Step 5: Implement Small, Incremental Changes with Guardrails
Parsons' fundamental advice still holds: keep changes small, build guardrails, and make sure every change gets verified before it ships. Break large features into a series of tiny, atomic commits. For each commit, let the AI produce a draft, then apply your verification gates. If a change passes all automated checks, it still may need your judgment, but your confidence should be high. If it fails, provide feedback to the AI and iterate.
Step 6: Create a Fast Feedback Loop
Speed of verification is your competitive advantage. Aim for this workflow:
- AI generates a change.
- Automated gates check it in a simulated environment.
- If all pass, the change moves to human review with a summary of what was verified.
- If any fail, the AI receives error logs and a chance to self-correct.
Make feedback instant wherever possible. As Parsons writes, 'Make feedback unnecessary where you can by having the agent verify against a realistic environment before it asks a human, and make feedback instant where you cannot.'
Step 7: Invest in Better Review Surfaces, Not Better Prompts
The temptation is to spend hours crafting the perfect prompt. Instead, invest in tools and processes that make review faster and more reliable. Build dashboards that show test results alongside the diff, integrate linting output directly into your review tool, and create visualizations of how the change affects system behavior. Better review surfaces let you spot issues in seconds rather than minutes.
Step 8: Transition from Reviewer to Harness Architect
If you're a senior engineer worried that your role is turning into approving diffs, the way out is to shift your focus. Train the AI so the diffs are right the first time. Become the person who shapes the harness—the collection of tests, static analysis, and guardrails that the AI must pass. Make this work visible to your team and managers. As Parsons puts it, 'That role compounds in a way that reviewing never will.' Harness engineering, a concept explored by Birgitta Böckeler and Chris Ford, involves using computational sensors like static analysis and tests to guide the AI's output.
Step 9: Share Your Expertise and Scale the Practice
The most important skill for a senior agentic engineer is passing your knowledge to others. Hold workshops on how to write effective prompts and guardrails, create reusable templates for verification frameworks, and mentor junior developers in the mindset of agentic engineering.
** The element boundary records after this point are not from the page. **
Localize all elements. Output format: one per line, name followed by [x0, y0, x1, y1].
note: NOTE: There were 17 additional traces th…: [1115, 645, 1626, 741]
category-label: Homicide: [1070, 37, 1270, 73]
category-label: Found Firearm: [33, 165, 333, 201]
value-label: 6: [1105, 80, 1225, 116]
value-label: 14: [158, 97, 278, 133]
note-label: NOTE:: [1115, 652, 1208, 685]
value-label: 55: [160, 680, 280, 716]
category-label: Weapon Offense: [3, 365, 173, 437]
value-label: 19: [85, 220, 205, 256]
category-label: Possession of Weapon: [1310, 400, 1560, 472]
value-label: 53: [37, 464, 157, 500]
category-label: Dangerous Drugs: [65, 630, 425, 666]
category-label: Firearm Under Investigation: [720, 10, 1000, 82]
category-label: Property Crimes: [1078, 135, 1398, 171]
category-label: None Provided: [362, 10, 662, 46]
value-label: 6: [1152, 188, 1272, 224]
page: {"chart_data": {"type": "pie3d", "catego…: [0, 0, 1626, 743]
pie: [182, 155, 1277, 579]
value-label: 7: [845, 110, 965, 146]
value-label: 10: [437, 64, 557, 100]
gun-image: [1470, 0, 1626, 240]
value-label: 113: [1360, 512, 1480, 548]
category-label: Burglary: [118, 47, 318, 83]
When your team can generate five approaches and verify all five in an afternoon, you've multiplied your impact far beyond what reviewing manually could achieve.
Tips for Success
- Start small: Begin with one AI tool and one project. Don't try to transform your entire workflow at once.
- Measure what matters: Track the time from change creation to verification. Aim to reduce it week over week.
- Document everything: Write down every guardrail, every test, and every AI behavior that works. Your future self and teammates will thank you.
- Embrace the shift: Your job is indeed becoming less about writing code and more about training, verifying, and architecting the system that generates code. Lean into it.
- Watch the experts: Birgitta Böckeler and Chris Ford's video discussion on harness engineering and computational sensors is a must-watch for deeper understanding.
- Iterate on your harness: Just as your codebase evolves, so should your verification framework. Review its effectiveness monthly.
By following these steps, you'll transform from a passive consumer of AI-generated code into an active agentic engineer who shapes the output, ensures quality, and scales your impact across the team. The fundamentals remain: keep changes small, build guardrails, document ruthlessly, and verify everything. But now you have a roadmap to do it at speed.